Momentum for the workshop came from research-based recommendations from two major pieces of recent scholarship: AAU’s “PhD Education Initiative” and a NASEM consensus study on the science of effective mentorship in STEMM.

The 287-page NASEM report, plus an online guide to recommended tools and resources, was produced by a national ad hoc committee led by Angela Byars-Winston, a UW−Madison Department of Medicine professor and an investigator with CIMER. Pfund was among the committee’s 12 members, underscoring CIMER’s influence in the mentorship field.

“This is the time to leverage all of that work,” McDaniels says. “We need to understand what institutions are grappling with as they implement these recommendations.”

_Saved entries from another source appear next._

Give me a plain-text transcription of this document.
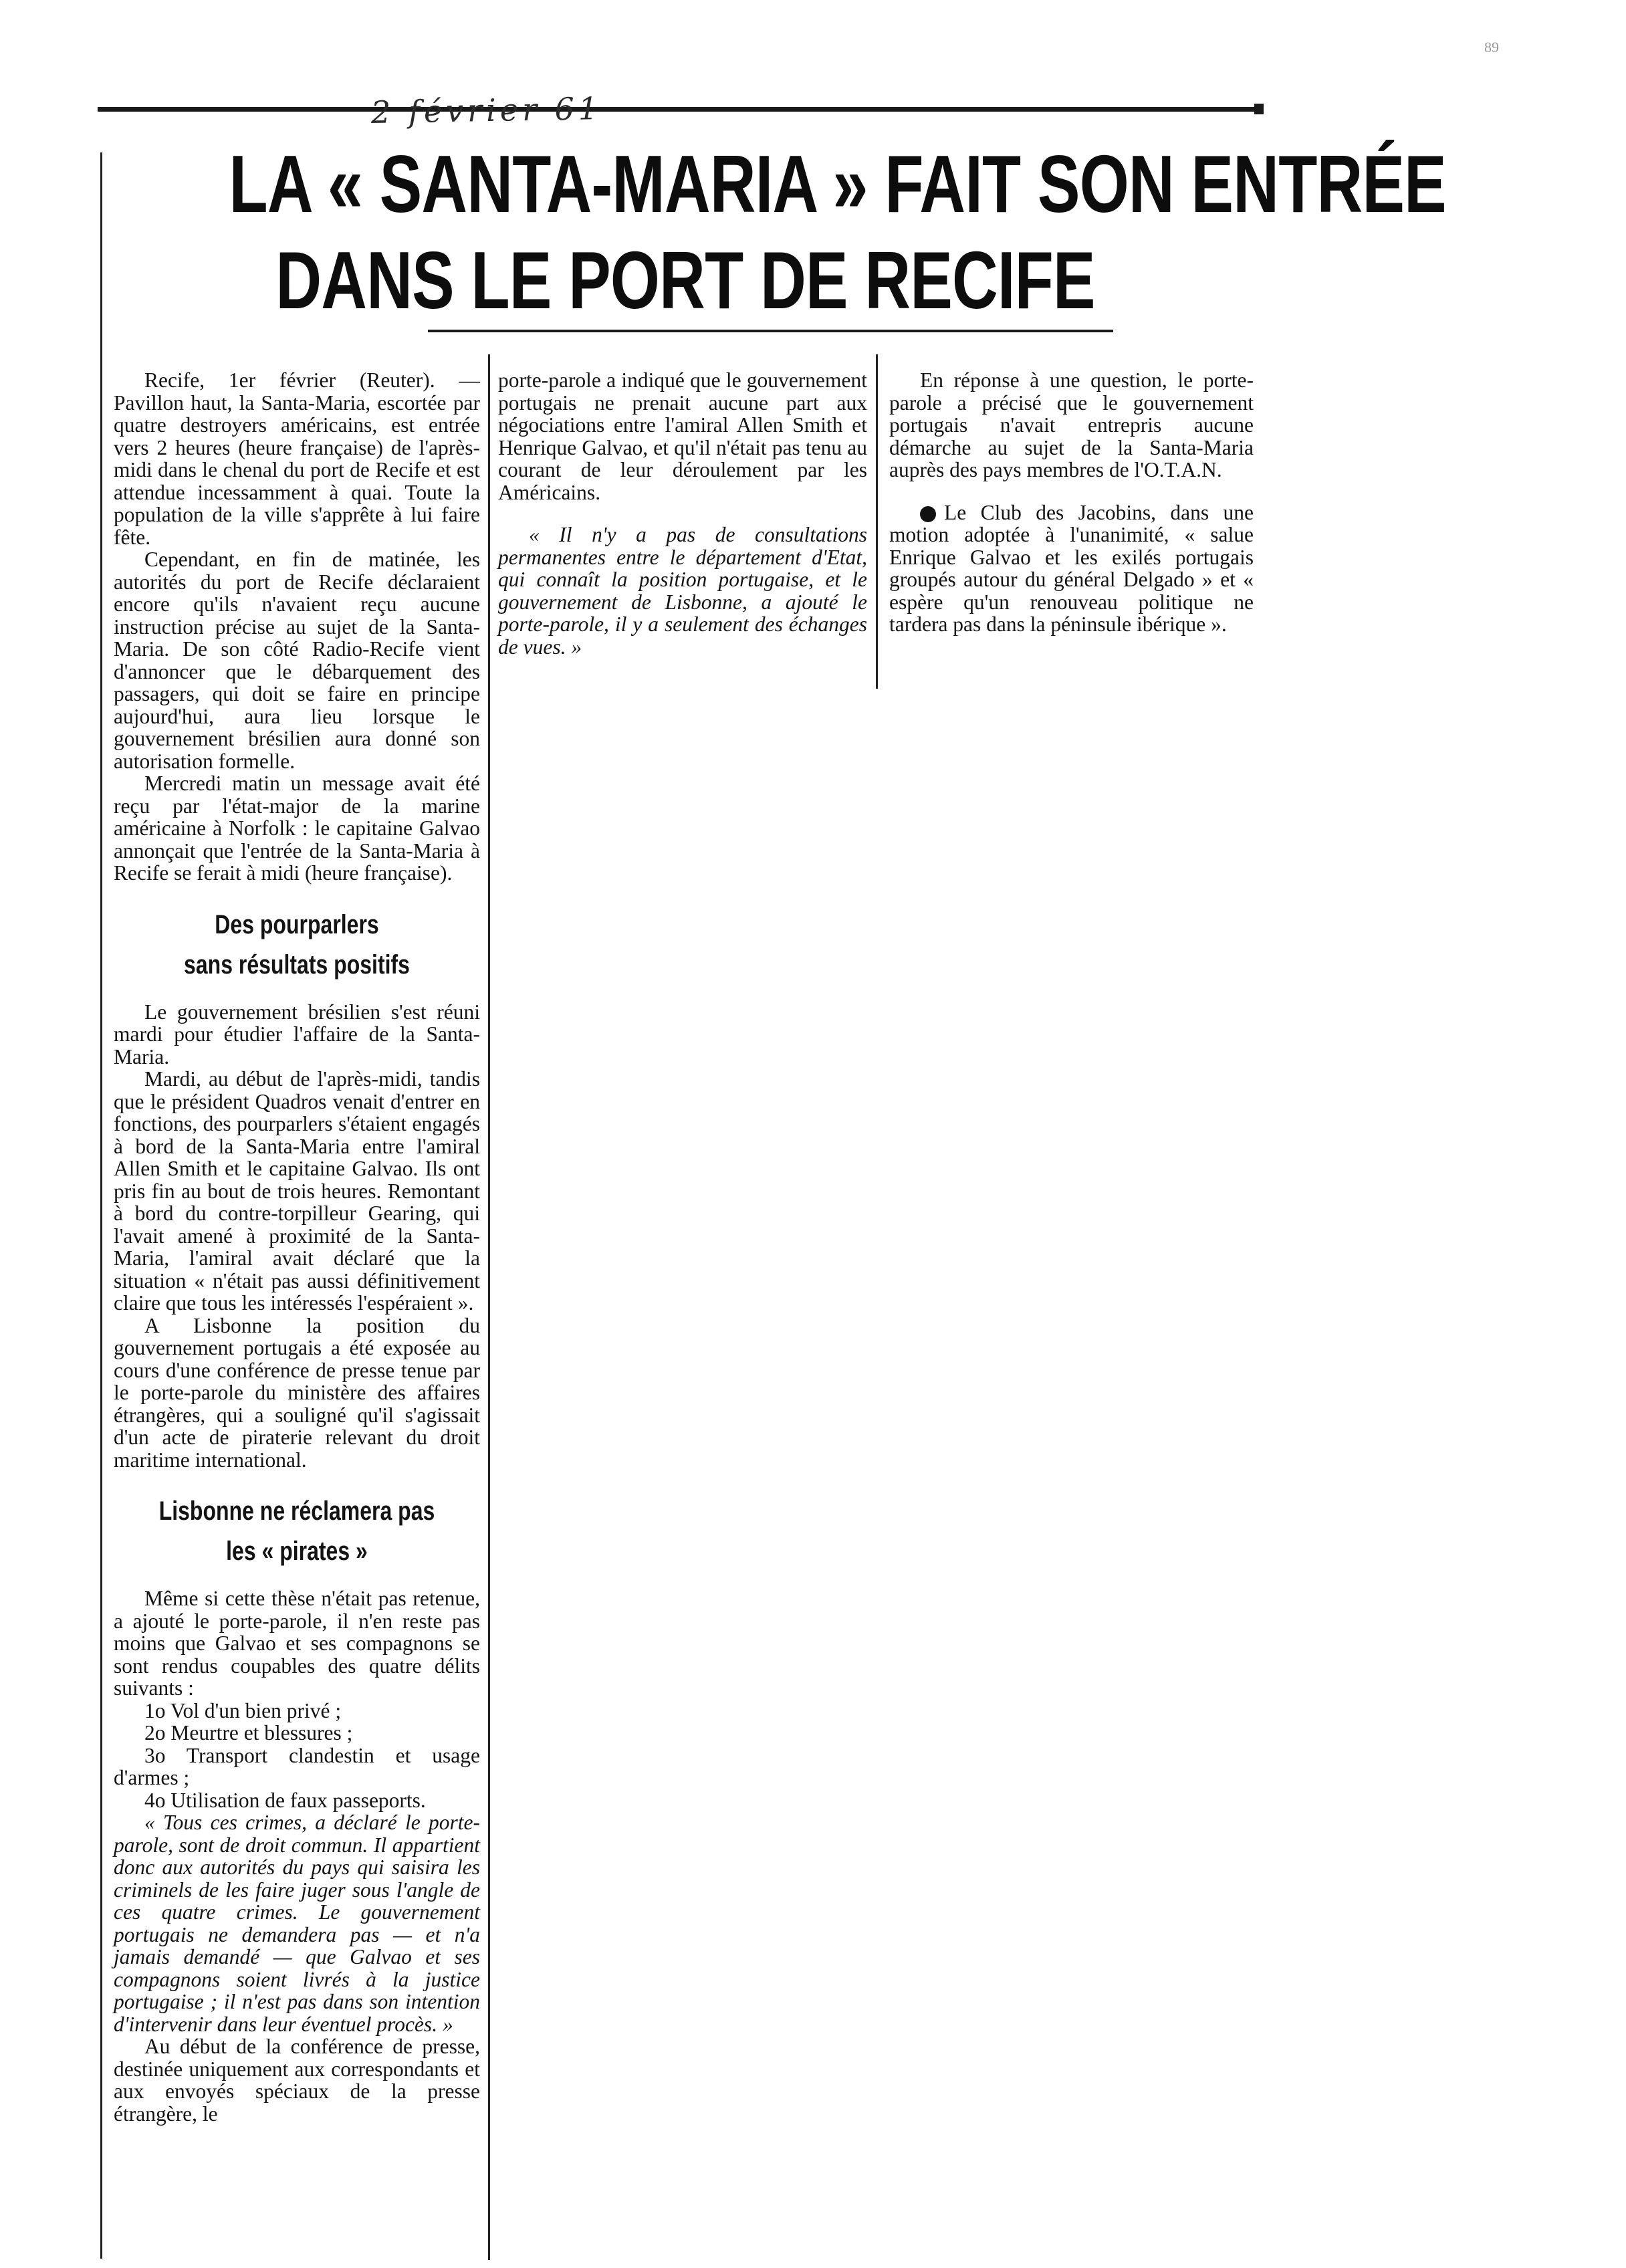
89
2 février 61
LA « SANTA-MARIA » FAIT SON ENTRÉE
DANS LE PORT DE RECIFE

Recife, 1er février (Reuter). — Pavillon haut, la Santa-Maria, escortée par quatre destroyers américains, est entrée vers 2 heures (heure française) de l'après-midi dans le chenal du port de Recife et est attendue incessamment à quai. Toute la population de la ville s'apprête à lui faire fête.

Cependant, en fin de matinée, les autorités du port de Recife déclaraient encore qu'ils n'avaient reçu aucune instruction précise au sujet de la Santa-Maria. De son côté Radio-Recife vient d'annoncer que le débarquement des passagers, qui doit se faire en principe aujourd'hui, aura lieu lorsque le gouvernement brésilien aura donné son autorisation formelle.

Mercredi matin un message avait été reçu par l'état-major de la marine américaine à Norfolk : le capitaine Galvao annonçait que l'entrée de la Santa-Maria à Recife se ferait à midi (heure française).

Des pourparlers
sans résultats positifs

Le gouvernement brésilien s'est réuni mardi pour étudier l'affaire de la Santa-Maria.

Mardi, au début de l'après-midi, tandis que le président Quadros venait d'entrer en fonctions, des pourparlers s'étaient engagés à bord de la Santa-Maria entre l'amiral Allen Smith et le capitaine Galvao. Ils ont pris fin au bout de trois heures. Remontant à bord du contre-torpilleur Gearing, qui l'avait amené à proximité de la Santa-Maria, l'amiral avait déclaré que la situation « n'était pas aussi définitivement claire que tous les intéressés l'espéraient ».

A Lisbonne la position du gouvernement portugais a été exposée au cours d'une conférence de presse tenue par le porte-parole du ministère des affaires étrangères, qui a souligné qu'il s'agissait d'un acte de piraterie relevant du droit maritime international.

Lisbonne ne réclamera pas
les « pirates »

Même si cette thèse n'était pas retenue, a ajouté le porte-parole, il n'en reste pas moins que Galvao et ses compagnons se sont rendus coupables des quatre délits suivants :

1o Vol d'un bien privé ;

2o Meurtre et blessures ;

3o Transport clandestin et usage d'armes ;

4o Utilisation de faux passeports.

« Tous ces crimes, a déclaré le porte-parole, sont de droit commun. Il appartient donc aux autorités du pays qui saisira les criminels de les faire juger sous l'angle de ces quatre crimes. Le gouvernement portugais ne demandera pas — et n'a jamais demandé — que Galvao et ses compagnons soient livrés à la justice portugaise ; il n'est pas dans son intention d'intervenir dans leur éventuel procès. »

Au début de la conférence de presse, destinée uniquement aux correspondants et aux envoyés spéciaux de la presse étrangère, le

porte-parole a indiqué que le gouvernement portugais ne prenait aucune part aux négociations entre l'amiral Allen Smith et Henrique Galvao, et qu'il n'était pas tenu au courant de leur déroulement par les Américains.

« Il n'y a pas de consultations permanentes entre le département d'Etat, qui connaît la position portugaise, et le gouvernement de Lisbonne, a ajouté le porte-parole, il y a seulement des échanges de vues. »

En réponse à une question, le porte-parole a précisé que le gouvernement portugais n'avait entrepris aucune démarche au sujet de la Santa-Maria auprès des pays membres de l'O.T.A.N.

Le Club des Jacobins, dans une motion adoptée à l'unanimité, « salue Enrique Galvao et les exilés portugais groupés autour du général Delgado » et « espère qu'un renouveau politique ne tardera pas dans la péninsule ibérique ».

The workshop’s guiding goals included:

  • how to measure success and failure in advising and mentoring practices
  • how to ensure proper engagement with and responses to faculty who fall short of basic expectations for advising and mentoring
  • how to develop and implement organizational practices centering and advancing issues of equity for marginalized and oppressed groups in higher education
  • how to use incentives to reward excellence in advising and mentoring

McDaniels and Howard University graduate researcher Nicole Johnson facilitated a workshop session in which participants were asked to address “implementation puzzles” such as “challenges, critical questions, and resource needs” around given mentorship practices or policies.

Citing some of the creative tensions discussed, McDaniels says, “What do you do when there’s unequal resources within and across institutions that are being asked to invest in greater accountability structures? What are the expectations for high quality mentorships, and who does the defining? How do you build a collective agreement among faculty, students, and other important stakeholders? How do you create standardized policies with enough flexibility to account for diverse students, disciplines, and departments?”

Workshop participants numbered nearly 50 and included public and private universities; professional societies including the American Council on Education, the American Association for the Advancement of Science, and the Council of Graduate Schools; doctoral students; and federal funding agencies such as the National Institutes of Health and the Department of Energy.

“We had colleagues from all of these different sectors, not just higher education, coming together to talk to each other about how to move beyond the recommendations to more widespread implementation of these ideas,” McDaniels says. “We discussed how this gets enacted at the institutional level and what are some of the complications that could come up and how to solve them.”

The workshop was funded by the Alfred P. Sloan Foundation. Organizers plan to issue a white paper summarizing findings in about a month, McDaniels said.